Clinical Practice Points on Chronic Cough Management
Overview:
Chronic cough (CC) predominantly affects middle-aged females and significantly impairs quality of life (QoL). It is associated with increased healthcare costs and often lacks effective management strategies in routine clinical practice.
Diagnosis and Referral
Initial Assessment:
- Obtain a detailed history to identify possible underlying diseases and treatable traits.
- Perform essential tests including a chest X-ray (CXR), full blood count (FBC), diagnostic spirometry, and fractional exhaled nitric oxide (FeNO) if available.
Referral Criteria:
- Refer patients to secondary care if cough persists despite treatment, if the diagnosis remains unclear, or if there is suspicion of underlying conditions such as bronchiectasis, interstitial lung disease, tuberculosis, or heart failure.
- Urgent referral is required for red flag symptoms suggestive of malignancy, following NICE guidelines.
- For predominant upper airway symptoms, consider referring to an ENT service.
Management Strategies
Smoking Cessation
- Encourage smoking cessation as it resolves chronic bronchitis and reduces cough. Nicotine replacement therapy may prevent rebound cough sensitivity.
ACE Inhibitors
- Discontinue ACE inhibitors in all patients with CC. If needed, switch to an angiotensin II receptor blocker (A2RB). Improvement may take up to 4 weeks.
Airway Disease
- For productive cough, investigate possible infections, smoking, or airway diseases such as bronchiectasis. Optimize airway clearance and consider low-dose macrolide therapy, like Azithromycin.
Eosinophilic Airway Disease
- In the absence of airway disease features, avoid inhaled corticosteroids (ICS) and explore alternative causes. In cases with airway disease, manage according to disease-specific guidelines. Consider a 1-month trial of ICS for elevated T2 biomarkers.

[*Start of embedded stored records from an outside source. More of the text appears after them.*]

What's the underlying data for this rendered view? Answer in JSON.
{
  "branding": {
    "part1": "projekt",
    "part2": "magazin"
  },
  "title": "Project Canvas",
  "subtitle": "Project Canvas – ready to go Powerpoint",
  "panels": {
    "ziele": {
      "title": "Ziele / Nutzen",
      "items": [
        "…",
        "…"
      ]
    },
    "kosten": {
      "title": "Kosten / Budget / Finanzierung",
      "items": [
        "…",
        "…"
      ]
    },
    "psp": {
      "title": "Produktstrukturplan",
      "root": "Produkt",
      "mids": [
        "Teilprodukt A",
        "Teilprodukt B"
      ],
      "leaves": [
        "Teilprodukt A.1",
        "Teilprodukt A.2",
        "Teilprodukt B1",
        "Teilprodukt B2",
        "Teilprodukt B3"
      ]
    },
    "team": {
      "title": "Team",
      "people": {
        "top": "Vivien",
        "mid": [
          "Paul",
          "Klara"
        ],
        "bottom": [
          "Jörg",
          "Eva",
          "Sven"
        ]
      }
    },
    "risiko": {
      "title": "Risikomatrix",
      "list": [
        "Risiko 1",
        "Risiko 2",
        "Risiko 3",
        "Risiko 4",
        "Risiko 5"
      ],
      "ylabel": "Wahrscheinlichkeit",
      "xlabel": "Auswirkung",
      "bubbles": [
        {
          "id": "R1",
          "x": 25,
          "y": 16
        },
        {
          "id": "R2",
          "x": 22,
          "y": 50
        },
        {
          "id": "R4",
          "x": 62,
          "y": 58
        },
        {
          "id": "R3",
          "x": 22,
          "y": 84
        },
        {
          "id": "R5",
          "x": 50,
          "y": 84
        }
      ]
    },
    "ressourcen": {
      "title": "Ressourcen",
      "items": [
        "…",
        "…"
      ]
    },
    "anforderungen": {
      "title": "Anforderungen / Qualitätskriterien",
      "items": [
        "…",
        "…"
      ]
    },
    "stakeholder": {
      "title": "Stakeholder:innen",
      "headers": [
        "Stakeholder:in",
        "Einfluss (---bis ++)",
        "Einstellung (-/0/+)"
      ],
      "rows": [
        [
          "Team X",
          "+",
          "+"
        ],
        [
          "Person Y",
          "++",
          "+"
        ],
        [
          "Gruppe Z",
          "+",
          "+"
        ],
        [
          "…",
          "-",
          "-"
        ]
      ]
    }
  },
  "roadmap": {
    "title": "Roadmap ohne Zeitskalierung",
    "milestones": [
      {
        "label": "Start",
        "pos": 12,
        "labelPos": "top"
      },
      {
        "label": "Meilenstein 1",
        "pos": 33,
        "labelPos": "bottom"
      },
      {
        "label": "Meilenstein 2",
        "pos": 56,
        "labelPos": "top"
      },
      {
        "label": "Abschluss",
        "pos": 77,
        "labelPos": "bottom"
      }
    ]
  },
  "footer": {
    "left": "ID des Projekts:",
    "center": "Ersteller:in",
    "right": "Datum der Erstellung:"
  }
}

Gastro-oesophageal Reflux Disease (GERD)
- Treat with PPIs only if there is clear evidence of acid reflux, such as heartburn. PPIs are not recommended for isolated cough symptoms. Fundoplication is not advised for cough alone.
Upper Airway Symptoms
- For chronic rhinosinusitis (CRS), an empirical trial of a nasal steroid may be beneficial. Avoid using PPIs for throat symptoms.
Obstructive Sleep Apnoea (OSA)
- Consider OSA as a treatable trait in refractory cough. CPAP treatment may improve cough if OSA is confirmed by a sleep study.
Obesity
- Recommend weight loss for obese patients, as it may improve chronic cough.
Cough Hypersensitivity
- Recognize cough hypersensitivity as a treatable trait. It often requires specific treatments, including non-pharmacological approaches, low-dose morphine, or gabapentin.
Specialist Care
- Establish secondary care cough clinics and consider integrating specialist speech and language therapy and physiotherapy into a multidisciplinary team (MDT) for comprehensive management.
Future Directions
- Novel therapies, such as P2X3 antagonists, are under development and show promise for managing chronic cough.